Searching for the structural determinants of the substrate specificity and catalytic efficiency of the Ferredoxin-NADP(H) reductase

CECCARELLI, EDUARDO A; ARAKAKI, ADRIÁN K; CATALANO DUPUY, DANIELA L; RIAL, DANIELA V; MUSUMECI, MATÍAS; PALADINI, DARÍO H

Angra dos Reis, Brasil.

Congreso; 1st Latin American Protein Society Meeting.; 2004

Latin American Protein Society

Ferredoxin (flavodoxin)-NADP(H) reductases (FNR) are ubiquitous flavoenzymes that participate in a wide range of redox metabolic pathways in an ample variety of organisms. Several structural and functional aspects of these enzymes remain yet to be explained. In that context, chloroplast FNR has a 32,000- fold preference for NADP(H) over NAD(H), displaying turnover numbers that are 20- to 100-fold higher than FNRs from bacteria, albeit they share extensive structural and conformational identity. FNRs consist of two domains; one involved in the binding of the prosthetic group FAD and the other responsible for binding of NADP+. Noteworthy, two tyrosine residues lie close to each side of the isoalloxazine.

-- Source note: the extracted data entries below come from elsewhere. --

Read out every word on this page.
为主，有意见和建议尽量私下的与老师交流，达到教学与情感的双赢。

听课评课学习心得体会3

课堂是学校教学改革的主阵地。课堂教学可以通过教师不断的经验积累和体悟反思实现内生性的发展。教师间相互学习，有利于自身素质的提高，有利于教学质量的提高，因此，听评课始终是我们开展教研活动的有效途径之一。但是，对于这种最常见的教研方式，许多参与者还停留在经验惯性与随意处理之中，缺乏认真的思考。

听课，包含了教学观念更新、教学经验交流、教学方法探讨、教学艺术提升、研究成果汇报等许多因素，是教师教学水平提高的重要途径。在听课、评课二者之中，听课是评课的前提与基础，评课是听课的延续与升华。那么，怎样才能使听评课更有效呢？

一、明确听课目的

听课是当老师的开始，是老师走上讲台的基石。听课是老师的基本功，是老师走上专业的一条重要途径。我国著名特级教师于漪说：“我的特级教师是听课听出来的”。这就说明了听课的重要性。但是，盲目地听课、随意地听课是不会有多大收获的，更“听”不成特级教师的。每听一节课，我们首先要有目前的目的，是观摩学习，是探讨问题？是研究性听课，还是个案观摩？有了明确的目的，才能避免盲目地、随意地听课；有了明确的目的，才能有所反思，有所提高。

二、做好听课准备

The highly conserved Y308 in pea FNR is stacked near parallel to the re-face of the flavin and should be displaced by the nicotinamide ring of NADP(H) for productive binding to the enzyme. The other side of the flavin is facing Y89, which participates in a network of interactions with other amino acids and with the FAD itself. We have investigated the function of these two tyrosines performing ab initio molecular orbital calculations and site directed mutagenesis. Our results indicate that the position of Y89 is mainly governed by the energetic minimum of the pairwise interaction between the phenol ring and the flavin, displaying geometries that correspond to the more negative free energy theoretical value. By the contrary, the Y308 is constrained against the isoalloxazine by amino acids C266 and L268, which are facing the other side of this tyrosine, forcing the Y308 to adopt a more planar orientation with respect to the flavin. A set of aromatic and non aromatic mutants of both amino acids were obtained. Analyses of these FNR mutants indicate that aromaticity on residue 89 is essential for FAD binding and proper folding of the protein and, that hydrogen bonding through the Y89 hydroxyl group may be responsible for the correct positioning of FAD and the substrate NADP+. On the other hand, our results indicate that the Y308 plays a key role in modulating pyridine nucleotide discrimination and enhancing the enzyme efficiency. Simple and double mutants of amino acids C266 and L268 allow us to suggest that these amino acids participate in the fine-tuning of the enzyme eciency, modulating the interaction of the Y308 with the isoaloxazine.